Namun, PT SSG disebut mengklaim membeli seluruh unit tanpa melakukan musyawarah atau win-win solution dengan pemilik sah, yang dianggap bertentangan dengan ketentuan lelang.
Para pemilik juga menyoroti peran Bank Tabungan Negara (BTN) sebagai pihak yang mempailitkan MCP. BTN dinilai mengabaikan hak nasabah, karena pembeli tetap diwajibkan mencicil hingga lunas tanpa pernah menerima unit yang dijanjikan.
Bahkan, beberapa pembeli yang sudah melunasi juga belum mendapatkan hak kepemilikannya. Tak hanya itu, para pemilik juga menagih janji DPRD Kota Malang dan Polresta Malang Kota yang sebelumnya telah memfasilitasi dua kali pertemuan, yakni pada 2 Juni dan 26 Juni 2025.
Dalam pertemuan tersebut, DPRD Kota Malang dan Polresta Kota Malang berkomitmen melindungi para pemilik unit beritikad baik, namun hingga kini hasil tindak lanjut belum terlihat nyata.
“Kami berharap ada keberpihakan terhadap masyarakat yang menjadi korban. Kami ingin proses hukum berjalan adil dan transparan,” tegas Sumardhan SH, MH, tim kuasa hukum para pemilik apartemen MCP.
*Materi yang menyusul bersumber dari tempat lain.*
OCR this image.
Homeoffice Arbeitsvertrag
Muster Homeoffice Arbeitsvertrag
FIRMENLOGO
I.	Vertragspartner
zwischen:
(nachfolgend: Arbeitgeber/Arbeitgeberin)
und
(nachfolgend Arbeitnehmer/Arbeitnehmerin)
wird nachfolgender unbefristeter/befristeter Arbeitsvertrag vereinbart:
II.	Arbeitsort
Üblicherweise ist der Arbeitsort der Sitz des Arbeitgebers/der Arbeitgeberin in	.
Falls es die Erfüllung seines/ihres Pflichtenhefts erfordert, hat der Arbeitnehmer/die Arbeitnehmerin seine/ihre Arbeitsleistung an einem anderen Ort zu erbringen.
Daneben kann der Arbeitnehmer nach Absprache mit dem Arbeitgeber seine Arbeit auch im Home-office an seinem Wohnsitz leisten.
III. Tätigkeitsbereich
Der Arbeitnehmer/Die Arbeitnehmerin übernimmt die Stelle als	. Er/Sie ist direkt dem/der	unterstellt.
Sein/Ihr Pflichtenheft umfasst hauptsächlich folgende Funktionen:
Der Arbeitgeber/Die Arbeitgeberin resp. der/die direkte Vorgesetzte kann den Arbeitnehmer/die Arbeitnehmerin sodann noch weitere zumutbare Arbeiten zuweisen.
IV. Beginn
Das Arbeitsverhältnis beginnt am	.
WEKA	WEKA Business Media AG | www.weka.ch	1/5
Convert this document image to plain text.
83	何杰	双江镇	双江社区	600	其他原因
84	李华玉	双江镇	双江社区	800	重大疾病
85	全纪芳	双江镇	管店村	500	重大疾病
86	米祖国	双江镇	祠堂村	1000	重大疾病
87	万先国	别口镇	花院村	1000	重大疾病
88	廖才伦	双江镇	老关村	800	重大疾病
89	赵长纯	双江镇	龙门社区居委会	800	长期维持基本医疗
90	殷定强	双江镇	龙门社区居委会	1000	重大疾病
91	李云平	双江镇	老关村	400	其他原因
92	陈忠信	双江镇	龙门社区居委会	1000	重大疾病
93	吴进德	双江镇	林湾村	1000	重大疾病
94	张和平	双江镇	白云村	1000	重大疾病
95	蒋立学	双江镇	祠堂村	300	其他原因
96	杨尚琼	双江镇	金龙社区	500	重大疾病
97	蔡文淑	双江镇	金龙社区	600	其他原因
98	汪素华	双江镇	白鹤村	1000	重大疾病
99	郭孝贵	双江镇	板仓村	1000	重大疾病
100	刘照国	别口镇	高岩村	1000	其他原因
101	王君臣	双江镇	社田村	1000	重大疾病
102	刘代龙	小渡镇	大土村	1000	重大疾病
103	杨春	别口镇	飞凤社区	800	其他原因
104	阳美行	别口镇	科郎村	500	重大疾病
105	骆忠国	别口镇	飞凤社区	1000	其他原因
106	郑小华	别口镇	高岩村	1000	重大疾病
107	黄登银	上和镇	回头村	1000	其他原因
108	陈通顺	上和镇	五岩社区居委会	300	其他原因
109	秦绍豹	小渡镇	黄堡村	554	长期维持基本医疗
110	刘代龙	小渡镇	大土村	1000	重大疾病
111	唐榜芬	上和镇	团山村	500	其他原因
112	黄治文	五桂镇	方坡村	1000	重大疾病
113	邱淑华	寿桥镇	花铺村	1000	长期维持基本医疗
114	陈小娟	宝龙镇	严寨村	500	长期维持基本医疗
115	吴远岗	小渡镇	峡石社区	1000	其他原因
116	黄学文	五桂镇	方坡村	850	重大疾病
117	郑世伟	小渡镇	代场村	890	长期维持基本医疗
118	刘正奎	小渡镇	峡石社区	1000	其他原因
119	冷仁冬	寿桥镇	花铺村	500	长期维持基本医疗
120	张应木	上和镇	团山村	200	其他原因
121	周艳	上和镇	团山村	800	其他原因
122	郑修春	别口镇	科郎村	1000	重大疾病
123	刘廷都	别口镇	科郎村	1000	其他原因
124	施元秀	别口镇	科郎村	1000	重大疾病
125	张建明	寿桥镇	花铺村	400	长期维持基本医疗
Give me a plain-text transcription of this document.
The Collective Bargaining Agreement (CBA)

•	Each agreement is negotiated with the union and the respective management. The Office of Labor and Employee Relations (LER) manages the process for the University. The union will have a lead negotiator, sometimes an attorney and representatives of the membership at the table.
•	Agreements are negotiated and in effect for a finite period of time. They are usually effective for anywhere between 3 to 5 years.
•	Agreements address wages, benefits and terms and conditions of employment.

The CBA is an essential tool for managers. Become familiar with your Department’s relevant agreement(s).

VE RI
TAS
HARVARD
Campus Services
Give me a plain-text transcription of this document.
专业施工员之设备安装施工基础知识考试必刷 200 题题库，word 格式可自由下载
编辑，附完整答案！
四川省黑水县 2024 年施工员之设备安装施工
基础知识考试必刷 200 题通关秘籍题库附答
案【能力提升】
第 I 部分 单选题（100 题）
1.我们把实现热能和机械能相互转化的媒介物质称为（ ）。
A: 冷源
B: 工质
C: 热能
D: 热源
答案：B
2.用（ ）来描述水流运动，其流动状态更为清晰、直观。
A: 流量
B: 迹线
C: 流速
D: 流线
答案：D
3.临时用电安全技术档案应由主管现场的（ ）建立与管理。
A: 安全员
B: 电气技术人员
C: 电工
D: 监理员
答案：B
Sementara itu Kuasa hukum puluhan user apartemen MCP, Janu Wiyanto, SH menambahkan bahwa PN Malang dinilai kurang transparan. Pasalnya, para user yang berstatus sebagai pembeli tidak mendapat kesempatan untuk menyiapkan upaya terkait kasus ini.
“Permohonan masuk tanggal 23 Oktober, tanggal 28 sudah mulai pemanggilan. Kemudian tanggal 3 November sudah mulai dilakukan aanmaning. Ini kami sesalkan, dan juga terkesan terburu-buru, belum lagi masih ada proses hukum yang sedang berjalan,” jelasnya.
Janu juga mengatakan, bahwa para user yang telah membeli dan membayar lunas, dipaksa untuk keluar dari aset miliknya secara sukarela. Sementara, mereka tidak mendapatkan kompensasi apapun, sehingga terkesan terjadi pengusiran.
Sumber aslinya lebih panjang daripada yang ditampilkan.